The main event next week will be the ECB meeting, where the previous leadership is likely to change to take longer to make negative tariffs. That could cement the divergence with the Fed and other central banks moving to higher rates. There are also economic data during the earnings season kick-off.
What kind of inflation?
Another week, another hot inflation number that the markets didn’t care much about. Most of the acceleration of inflation has been concentrated in sectors with reopening sectors, so both the Fed and the bond markets continue to dismiss this phenomenon as something that will fade soon when easy supply chains.
The counter-argument is that once the reopening momentum disappears, other elements could be strengthened to keep inflation warm. For example, house prices have failed this past year, but rents have not followed suit, thanks to the eviction moratorium. The moratorium ends this month, so will rents catch fire in August? Remember that ‘shelter’ contains a third of the total IPK weight.
Meanwhile, many Republican states have already cut the generous federal unemployment benefits that will expire in September nationwide. This means a flood of workers could soon return, sparking a number of stellar job reports. Add up the $ 4.1 trillion in new spending Biden is trying to launch, and it’s a recipe that can keep inflation at bay.
In short, the United States may not escape this inflationary environment as quickly as the Fed and markets now think. With the economy approaching full employment and inflation high in the fall, the Fed may have to slow down. This means less money printing and possibly higher interest rates, which is good news for the dollar.
It is a similar story in New Zealand, Canada, and less so in the United Kingdom. The RBNZ will end its asset purchases next week and markets are pricing an 88% probability for a rate hike next month already. The kiwi has not responded much so far, as rising yields have been accompanied by rising inflation expectations, while maintaining real yields.
That could change soon. Inflation fears could ease as RBNZ actually raises rates, allowing real yields to rise and raise the kiwi, especially against the yen and the franc, which will not enjoy higher rates soon.
ECB lock itself into negative tariffs
All eyes will be on the European Central Bank on Thursday, after President Lagarde promised to give new political signals at this meeting. The ECB has recently raised its inflation target and policymakers want to prove that they are seriously hitting it. This is done by signaling to the markets that tariffs will not grow for a very long time.

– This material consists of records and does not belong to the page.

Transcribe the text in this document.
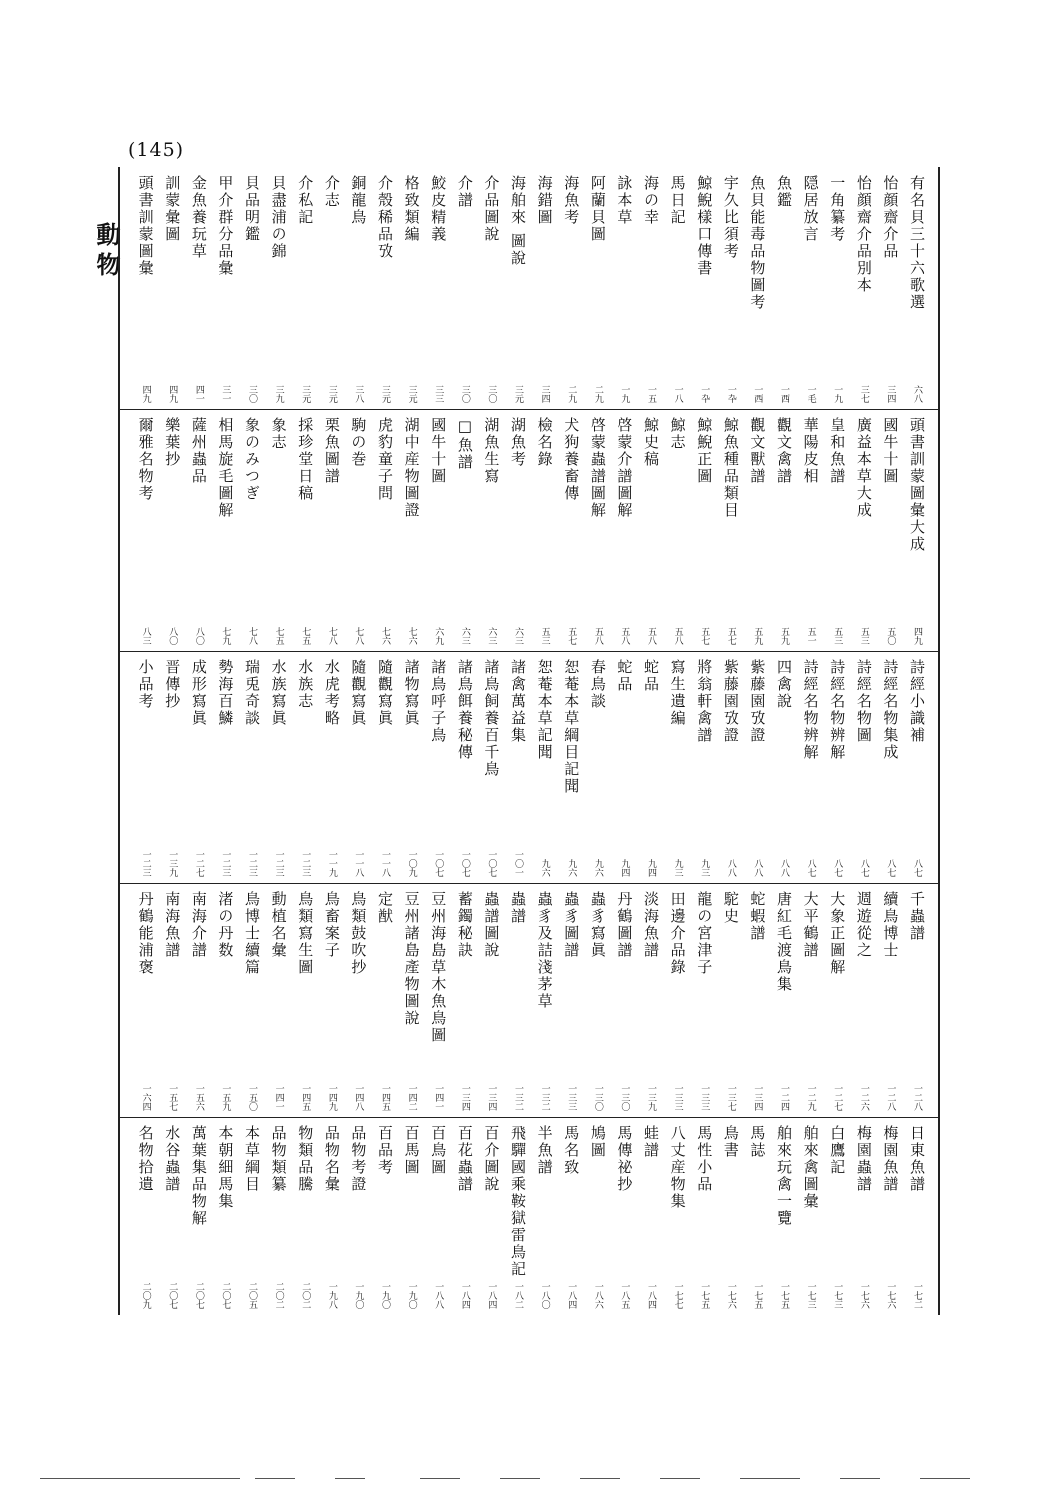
(145)
動物	有名貝三十六歌選
六八
怡顔齋介品
三四
怡顔齋介品別本
三七
一角纂考
一九
隠居放言
一毛
魚鑑
一西
魚貝能毒品物圖考
一西
宇久比須考
一卆
鯨鯢樣口傳書
一卆
馬日記
一八
海の幸
一五
詠本草
一九
阿蘭貝圖
二九
海魚考
二九
海錯圖
三四
海舶來 圖說
三元
介品圖說
三〇
介譜
三〇
鮫皮精義
三三
格致類編
三元
介殼稀品攷
三元
銅龍鳥
三八
介志
三元
介私記
三元
貝盡浦の錦
三九
貝品明鑑
三〇
甲介群分品彙
三一
金魚養玩草
四一
訓蒙彙圖
四九
頭書訓蒙圖彙
四九
頭書訓蒙圖彙大成
四九
國牛十圖
五〇
廣益本草大成
五三
皇和魚譜
五三
華陽皮相
五一
觀文禽譜
五九
觀文獸譜
五九
鯨魚種品類目
五七
鯨鯢正圖
五七
鯨志
五八
鯨史稿
五八
啓蒙介譜圖解
五八
啓蒙蟲譜圖解
五八
犬狗養畜傳
五七
檢名錄
五三
湖魚考
六三
湖魚生寫
六三
□魚譜
六三
國牛十圖
六九
湖中産物圖證
七六
虎豹童子問
七六
駒の巻
七八
栗魚圖譜
七八
採珍堂日稿
七五
象志
七五
象のみつぎ
七八
相馬旋毛圖解
七九
薩州蟲品
八〇
樂葉抄
八〇
爾雅名物考
八三
詩經小識補
八七
詩經名物集成
八七
詩經名物圖
八七
詩經名物辨解
八七
詩經名物辨解
八七
四禽說
八八
紫藤園攷證
八八
紫藤園攷證
八八
將翁軒禽譜
九三
寫生遺編
九三
蛇品
九四
蛇品
九四
春鳥談
九六
恕菴本草綱目記聞
九六
恕菴本草記聞
九六
諸禽萬益集
一〇一
諸鳥飼養百千鳥
一〇七
諸鳥餌養秘傳
一〇七
諸鳥呼子鳥
一〇七
諸物寫眞
一〇九
隨觀寫眞
一一八
隨觀寫眞
一一八
水虎考略
一一九
水族志
一二三
水族寫眞
一二三
瑞兎奇談
一二三
勢海百鱗
一二三
成形寫眞
一二七
晋傳抄
一三九
小品考
一二三
千蟲譜
一二八
續鳥博士
一二八
週遊從之
一二六
大象正圖解
一二七
大平鶴譜
一二九
唐紅毛渡鳥集
一二四
蛇蝦譜
一三四
駝史
一三七
龍の宮津子
一三三
田邊介品錄
一三三
淡海魚譜
一三九
丹鶴圖譜
一三〇
蟲豸寫眞
一三〇
蟲豸圖譜
一三三
蟲豸及詰淺茅草
一三二
蟲譜
一三二
蟲譜圖說
一三四
蓄鐲秘訣
一三四
豆州海島草木魚鳥圖
一四一
豆州諸島產物圖說
一四二
定猷
一四五
鳥類鼓吹抄
一四八
鳥畜案子
一四九
鳥類寫生圖
一四五
動植名彙
一四一
鳥博士續篇
一五〇
渚の丹数
一五九
南海介譜
一五六
南海魚譜
一五七
丹鶴能浦褒
一六四
日東魚譜
一七二
梅園魚譜
一七六
梅園蟲譜
一七六
白鷹記
一七三
舶來禽圖彙
一七三
舶來玩禽一覽
一七五
馬誌
一七五
鳥書
一七六
馬性小品
一七五
八丈産物集
一七七
蛙譜
一八四
馬傳祕抄
一八五
鳩圖
一八六
馬名致
一八四
半魚譜
一八〇
飛驒國乘鞍獄雷鳥記
一八二
百介圖說
一八四
百花蟲譜
一八四
百鳥圖
一八八
百馬圖
一九〇
百品考
一九〇
品物考證
一九〇
品物名彙
一九八
物類品騰
二〇二
品物類纂
二〇二
本草綱目
二〇五
本朝細馬集
二〇七
萬葉集品物解
二〇七
水谷蟲譜
二〇七
名物拾遺
二〇九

In addition to committing to negative rates for a longer period of time, the ECB could also send a clear message that once its pandemic purchase program ends next year, it will likely be replaced by regular asset purchases. In a word, more quantitative mitigation for a longer time.

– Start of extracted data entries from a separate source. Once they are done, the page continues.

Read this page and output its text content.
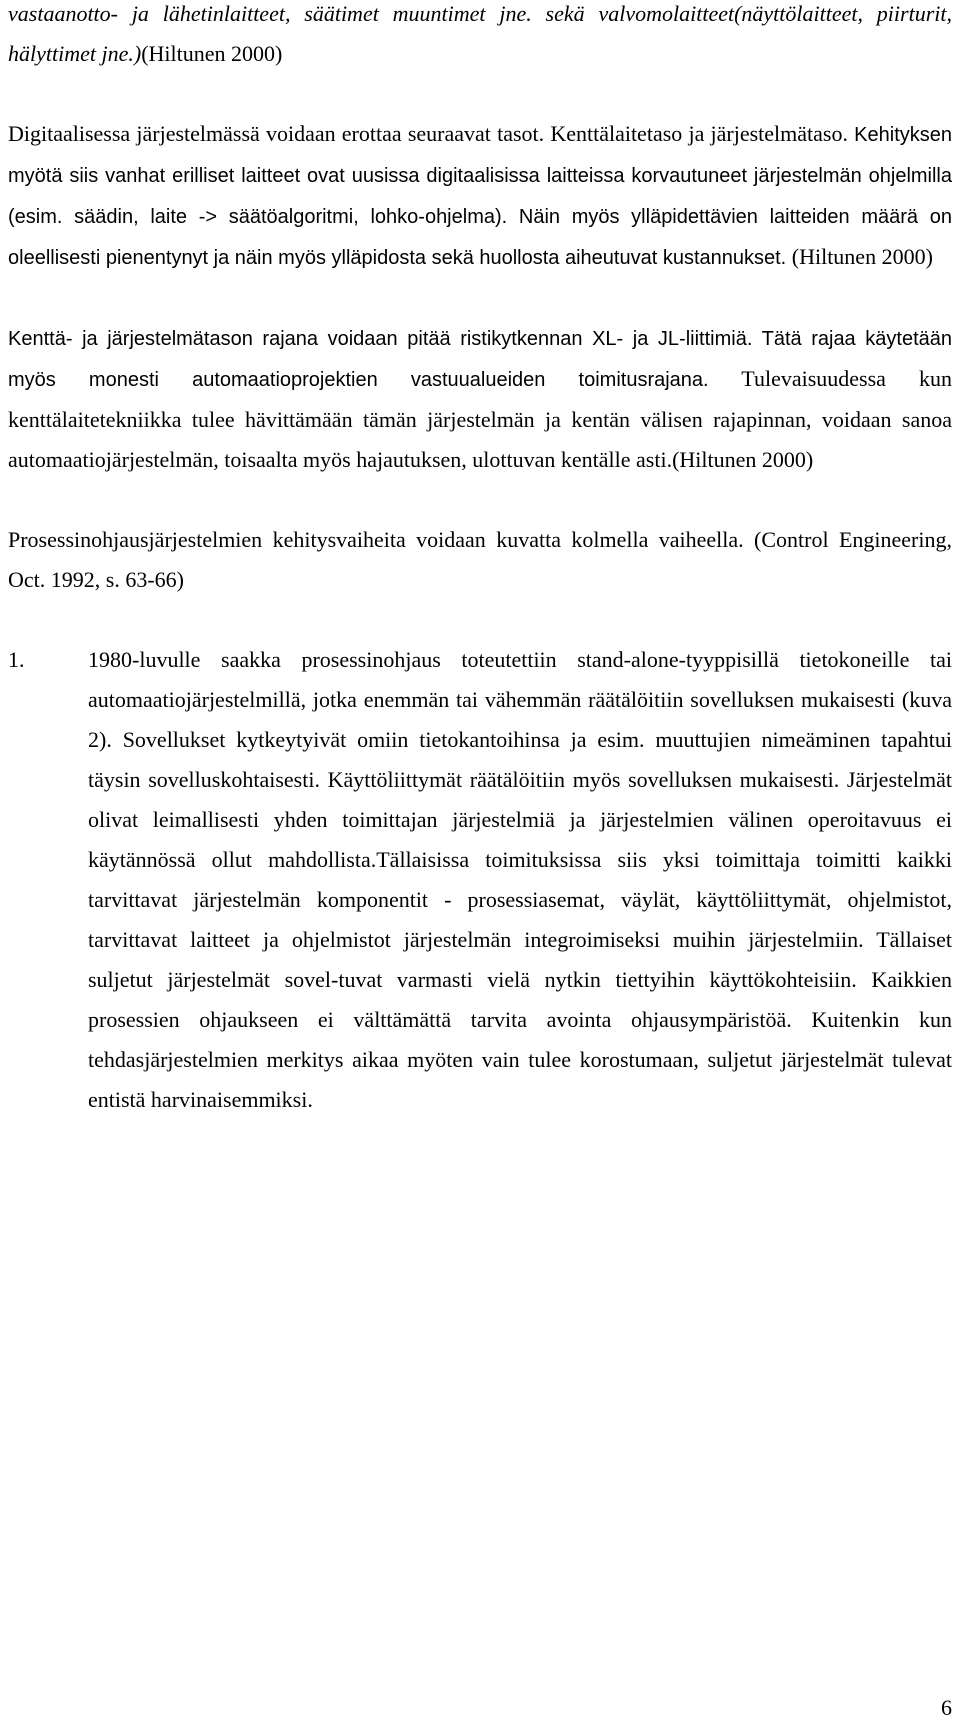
vastaanotto- ja lähetinlaitteet, säätimet muuntimet jne. sekä valvomolaitteet(näyttölaitteet, piirturit, hälyttimet jne.)(Hiltunen 2000)

Digitaalisessa järjestelmässä voidaan erottaa seuraavat tasot. Kenttälaitetaso ja järjestelmätaso. Kehityksen myötä siis vanhat erilliset laitteet ovat uusissa digitaalisissa laitteissa korvautuneet järjestelmän ohjelmilla (esim. säädin, laite -> säätöalgoritmi, lohko-ohjelma). Näin myös ylläpidettävien laitteiden määrä on oleellisesti pienentynyt ja näin myös ylläpidosta sekä huollosta aiheutuvat kustannukset. (Hiltunen 2000)

Kenttä- ja järjestelmätason rajana voidaan pitää ristikytkennan XL- ja JL-liittimiä. Tätä rajaa käytetään myös monesti automaatioprojektien vastuualueiden toimitusrajana. Tulevaisuudessa kun kenttälaitetekniikka tulee hävittämään tämän järjestelmän ja kentän välisen rajapinnan, voidaan sanoa automaatiojärjestelmän, toisaalta myös hajautuksen, ulottuvan kentälle asti.(Hiltunen 2000)

Prosessinohjausjärjestelmien kehitysvaiheita voidaan kuvatta kolmella vaiheella. (Control Engineering, Oct. 1992, s. 63-66)

1.	1980-luvulle saakka prosessinohjaus toteutettiin stand-alone-tyyppisillä tietokoneille tai automaatiojärjestelmillä, jotka enemmän tai vähemmän räätälöitiin sovelluksen mukaisesti (kuva 2). Sovellukset kytkeytyivät omiin tietokantoihinsa ja esim. muuttujien nimeäminen tapahtui täysin sovelluskohtaisesti. Käyttöliittymät räätälöitiin myös sovelluksen mukaisesti. Järjestelmät olivat leimallisesti yhden toimittajan järjestelmiä ja järjestelmien välinen operoitavuus ei käytännössä ollut mahdollista.Tällaisissa toimituksissa siis yksi toimittaja toimitti kaikki tarvittavat järjestelmän komponentit - prosessiasemat, väylät, käyttöliittymät, ohjelmistot, tarvittavat laitteet ja ohjelmistot järjestelmän integroimiseksi muihin järjestelmiin. Tällaiset suljetut järjestelmät sovel-tuvat varmasti vielä nytkin tiettyihin käyttökohteisiin. Kaikkien prosessien ohjaukseen ei välttämättä tarvita avointa ohjausympäristöä. Kuitenkin kun tehdasjärjestelmien merkitys aikaa myöten vain tulee korostumaan, suljetut järjestelmät tulevat entistä harvinaisemmiksi.
6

That is bad news for the euro. With the ECB slipping into negative rates but the Fed moving towards rate hikes, yield differentials could widen more in favor of the dollar, pushing euro / dollar lower over time. The last time these central banks drifted in the opposite direction was in 2014-2015, a period of massacre for the euro / dollar. The impact could be smaller this time around, as the ECB will not lower rates as then, but the direction is the same.
Across the ECB, the euro will also pay attention to previous PMI surveys for June, on Friday. Economic reopening momentum remained strong in July, but the Delta variant, which is spreading like wildfire, is a threat. Spain, Portugal and the Netherlands have seen new outbreaks. It is almost impossible for governments to lock everyone up when half the population is vaccinated, but softer restrictions are credible.
The United States and the United Kingdom are also expecting PMIs
In the UK, Friday will bring the PMIs for July and retail sales for June. The British economy is buzzing nicely and the data is likely to confirm that, despite the latest greedy boom. Much of the population is now vaccinated and hospitalizations fortunately remain low.
A pair of Bank of England officials recently suggested the central bank withdraw some stimulus soon, making the next meeting in August “alive”. The BoE is likely to signal that the end of asset purchases is near and will set the stage for rate hikes that the markets are currently pricing for next summer. That’s a favorable landscape for sterling.
The Markit PMI surveys from the US will also be released on Friday, although traders are usually paying more attention to the ISM surveys.
RBA minutes, Canadian data and revenue
In the area of goods, the Reserve Bank of Australia will release the minutes of its July meeting on Tuesday. This was the meeting where the RBA slowed its asset purchases, but reiterated that rates are unlikely to rise until 2024, neutralizing the strong signal.
The latest shutdowns in Australia have thrown a monkey key into the RBA’s recovery plans, as vaccination has also slowed. Unlike his kiwi cousin, the Australian will not enjoy higher rates in the coming years, which poses disadvantageous risks for the aussie / kiwi pair.
In Canada, retail sales for May will sell off markets. The safe has been hit recently by the rebound in oil prices and a resurgent U.S. dollar, but vaccine rates are high and the outlook for the economy remains bright with U.S. spending benefits likely to spill over. The Bank of Canada appears to be raising rates by next summer.
Finally, the pay season will begin with famous names like Netflix, Intel, Coca Cola, Johnson & Johnson and Verizon reporting their quarterly results.